Saturday’s Times had an update on the continuing efforts of the city of NY to force I-Witness Video to turn over  hundreds of hours of videotapes shot during the 2004 protests at the Republican National Convention.  For those unfamiliar with this story, this small group of activists mobilized hundreds of citizens with video cameras with the explicit purpose of documenting events and actions of law enforcement.  Months later, their raw footage lead to the exoneration of or dismissal of charges against at least 400 protestors and bystanders, after hundreds of hours of video was viewed against the edited tapes compiled by the prosecutor’s office.  (A classic example of sousveillance.)

I-Witness is unaffiliated with WITNESS, BTW.

Now the city is claiming that, because the District Attorney’s Office may have lost critical tapes, they are entitled to see the copies held by I-Witness.  The DA’s office denies this.    The city wants the tapes to defend against some 600 unlawful arrest claims filed in federal court.  I-Witness is fighting the subpoena.

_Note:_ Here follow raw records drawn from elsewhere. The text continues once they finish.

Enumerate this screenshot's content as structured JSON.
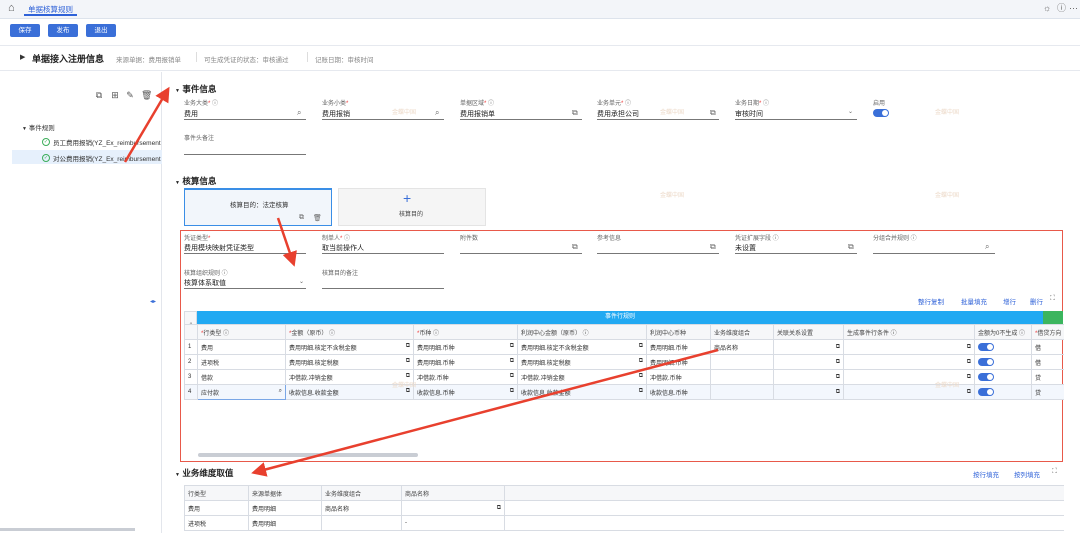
{
  "app": {
    "tab_title": "单据核算规则"
  },
  "toolbar": {
    "save": "保存",
    "publish": "发布",
    "exit": "退出"
  },
  "info": {
    "title": "单据接入注册信息",
    "source": "来源单据：费用报销单",
    "state": "可生成凭证的状态：审核通过",
    "date": "记账日期：审核时间"
  },
  "tree": {
    "root": "事件规则",
    "items": [
      {
        "label": "员工费用报销(YZ_Ex_reimbursement"
      },
      {
        "label": "对公费用报销(YZ_Ex_reimbursement"
      }
    ]
  },
  "event": {
    "section": "事件信息",
    "fields": [
      {
        "label": "业务大类",
        "required": true,
        "value": "费用",
        "icon": "search-icon"
      },
      {
        "label": "业务小类",
        "required": true,
        "value": "费用报销",
        "icon": "search-icon"
      },
      {
        "label": "单据区域",
        "required": true,
        "value": "费用报销单",
        "icon": "copy-icon"
      },
      {
        "label": "业务单元",
        "required": true,
        "value": "费用承担公司",
        "icon": "copy-icon"
      },
      {
        "label": "业务日期",
        "required": true,
        "value": "审核时间",
        "icon": "chevron-down-icon"
      },
      {
        "label": "启用",
        "required": false,
        "value": "",
        "icon": "toggle"
      }
    ],
    "remark_label": "事件头备注"
  },
  "accounting": {
    "section": "核算信息",
    "card_title": "核算目的：法定核算",
    "add_label": "核算目的",
    "fields": [
      {
        "label": "凭证类型",
        "required": true,
        "value": "费用模块映射凭证类型"
      },
      {
        "label": "制单人",
        "required": true,
        "value": "取当前操作人"
      },
      {
        "label": "附件数",
        "required": false,
        "value": ""
      },
      {
        "label": "参考信息",
        "required": false,
        "value": ""
      },
      {
        "label": "凭证扩展字段",
        "required": false,
        "value": "未设置"
      },
      {
        "label": "分组合并规则",
        "required": false,
        "value": ""
      }
    ],
    "org_label": "核算组织规则",
    "org_value": "核算体系取值",
    "purpose_remark": "核算目的备注"
  },
  "actions": {
    "copy_row": "整行复制",
    "batch_fill": "批量填充",
    "add_row": "增行",
    "delete_row": "删行"
  },
  "entry_table": {
    "group_title": "事件行规则",
    "headers": [
      "行类型",
      "金额（原币）",
      "币种",
      "利润中心金额（原币）",
      "利润中心币种",
      "业务维度组合",
      "关联关系设置",
      "生成事件行条件",
      "金额为0不生成",
      "借贷方向"
    ],
    "rows": [
      {
        "n": "1",
        "type": "费用",
        "amount": "费用明细.核定不含税金额",
        "currency": "费用明细.币种",
        "pc_amount": "费用明细.核定不含税金额",
        "pc_currency": "费用明细.币种",
        "dim": "商品名称",
        "dir": "借"
      },
      {
        "n": "2",
        "type": "进项税",
        "amount": "费用明细.核定税额",
        "currency": "费用明细.币种",
        "pc_amount": "费用明细.核定税额",
        "pc_currency": "费用明细.币种",
        "dim": "",
        "dir": "借"
      },
      {
        "n": "3",
        "type": "借款",
        "amount": "冲借款.冲销金额",
        "currency": "冲借款.币种",
        "pc_amount": "冲借款.冲销金额",
        "pc_currency": "冲借款.币种",
        "dim": "",
        "dir": "贷"
      },
      {
        "n": "4",
        "type": "应付款",
        "amount": "收款信息.收款金额",
        "currency": "收款信息.币种",
        "pc_amount": "收款信息.收款金额",
        "pc_currency": "收款信息.币种",
        "dim": "",
        "dir": "贷"
      }
    ]
  },
  "dimension": {
    "section": "业务维度取值",
    "fill_row": "按行填充",
    "fill_col": "按列填充",
    "headers": [
      "行类型",
      "来源单据体",
      "业务维度组合",
      "商品名称"
    ],
    "rows": [
      {
        "type": "费用",
        "source": "费用明细",
        "combo": "商品名称",
        "name": ""
      },
      {
        "type": "进项税",
        "source": "费用明细",
        "combo": "",
        "name": "-"
      }
    ]
  },
  "watermark": "金蝶中国"
}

Note that in the Times piece I-Witness is identified as “a group of archivists and civil liberties advocates;”  this is an explicit recognition that the act of recording and publicizing acts of misconduct or abuse is not enough, that the archival elements of documentation, painstaking identifications, incontrovertible chain of custody – oh yeah, and not losing the tapes – were crucial to the ability of lawyers and defendants to fight these false arrests.